Come accade a volte con certi film o certi libri, Pinoteau ha dato un volto a un'età, ha stretto in pugno la vischiosa manciata d'anni dell'adolescenza, li ha scossi appena, ci ha soffiato sopra, attento a non lasciarseli scappare, poi ha riaperto la mano, e ne è saltata fuori l'immagine iconica di una ragazzina che si volta speranzosa e anche un po' sconcertata perché all'improvviso nella sua testa avvolta dalle cuffie risuona un'altra musica, diversa, nuova, più dolce di quella che tutti sentono. E a sentirla sono soltanto lei e quel ragazzetto orrendo che a lei piaceva. E i luoghi comuni sull'amore ci dicono che entrambi l'avrebbero sentita anche senza cuffie. Ma la freschezza della scena resta intatta.

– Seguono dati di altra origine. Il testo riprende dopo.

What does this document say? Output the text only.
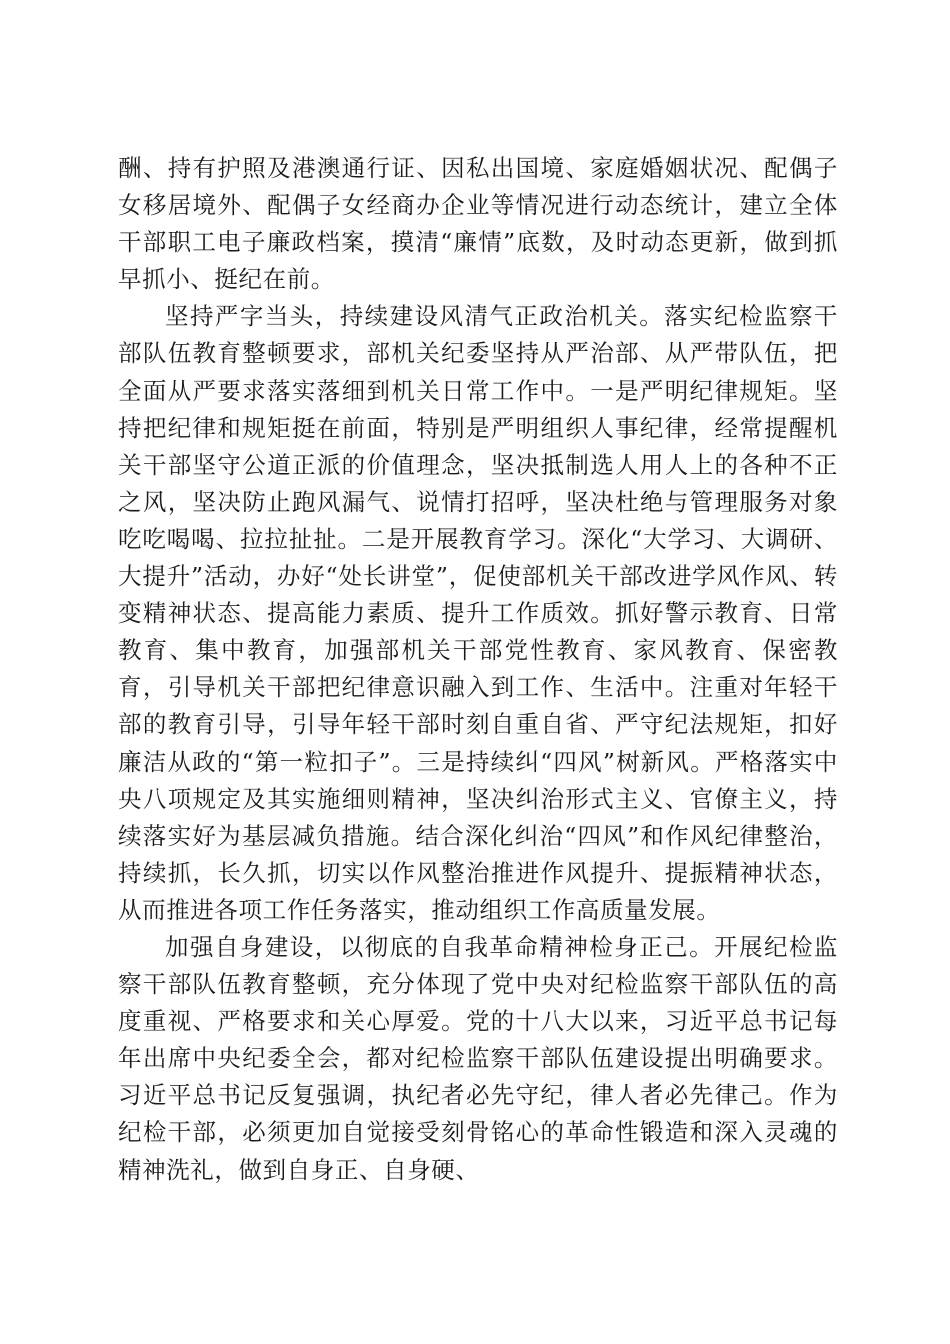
酬、持有护照及港澳通行证、因私出国境、家庭婚姻状况、配偶子女移居境外、配偶子女经商办企业等情况进行动态统计，建立全体干部职工电子廉政档案，摸清“廉情”底数，及时动态更新，做到抓早抓小、挺纪在前。

坚持严字当头，持续建设风清气正政治机关。落实纪检监察干部队伍教育整顿要求，部机关纪委坚持从严治部、从严带队伍，把全面从严要求落实落细到机关日常工作中。一是严明纪律规矩。坚持把纪律和规矩挺在前面，特别是严明组织人事纪律，经常提醒机关干部坚守公道正派的价值理念，坚决抵制选人用人上的各种不正之风，坚决防止跑风漏气、说情打招呼，坚决杜绝与管理服务对象吃吃喝喝、拉拉扯扯。二是开展教育学习。深化“大学习、大调研、大提升”活动，办好“处长讲堂”，促使部机关干部改进学风作风、转变精神状态、提高能力素质、提升工作质效。抓好警示教育、日常教育、集中教育，加强部机关干部党性教育、家风教育、保密教育，引导机关干部把纪律意识融入到工作、生活中。注重对年轻干部的教育引导，引导年轻干部时刻自重自省、严守纪法规矩，扣好廉洁从政的“第一粒扣子”。三是持续纠“四风”树新风。严格落实中央八项规定及其实施细则精神，坚决纠治形式主义、官僚主义，持续落实好为基层减负措施。结合深化纠治“四风”和作风纪律整治，持续抓，长久抓，切实以作风整治推进作风提升、提振精神状态，从而推进各项工作任务落实，推动组织工作高质量发展。

加强自身建设，以彻底的自我革命精神检身正己。开展纪检监察干部队伍教育整顿，充分体现了党中央对纪检监察干部队伍的高度重视、严格要求和关心厚爱。党的十八大以来，习近平总书记每年出席中央纪委全会，都对纪检监察干部队伍建设提出明确要求。习近平总书记反复强调，执纪者必先守纪，律人者必先律己。作为纪检干部，必须更加自觉接受刻骨铭心的革命性锻造和深入灵魂的精神洗礼，做到自身正、自身硬、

Bisogna essere ciò che si racconta, per catturarne l'essenza. James Barrie, un bambino intrappolato nel corpo di un adulto, ci ha regalato la miglior rappresentazione possibile dell'irriducibilità dell'infanzia, col suo anarchico nodo di gioie e dolori; Philip Roth, probabilmente già vecchio dall'età di 15 anni, restituisce come nessuno il senso entropico dell'esaurimento, della vitalità frustrata dal decadimento fisico, che attende ogni uomo al tramonto. Il regista francese, vivendo per settimane in mezzo a un nugolo di tredicenni che recitavano se stessi, avrà avuto il privilegio di abbracciare col suo sguardo il Prima e il Dopo, la fragranza di chi deve solo sognare e innamorarsi accanto all'esperienza – la sua – di chi ha sognato e ha amato. Forse Pinoteau le sue cuffie se le era già tolte da un pezzo. E ha creato qualcosa che, oltre i confini di quella celebre sequenza, per tutti i 110 minuti del film, le fa indossare a noi. Forse, anche grazie a lui, quella musica che ci arriva da un punto lontano alle nostre spalle la percepiamo un po' più nitida. Ogni tanto, richiamati, ci voltiamo e tendiamo l'orecchio per ascoltare meglio, poi torniamo a guardare avanti. Ma qualcosa è rimasto, un paio di note ancora, nello sferragliare dell'autobus che ci porta incontro alla giornata.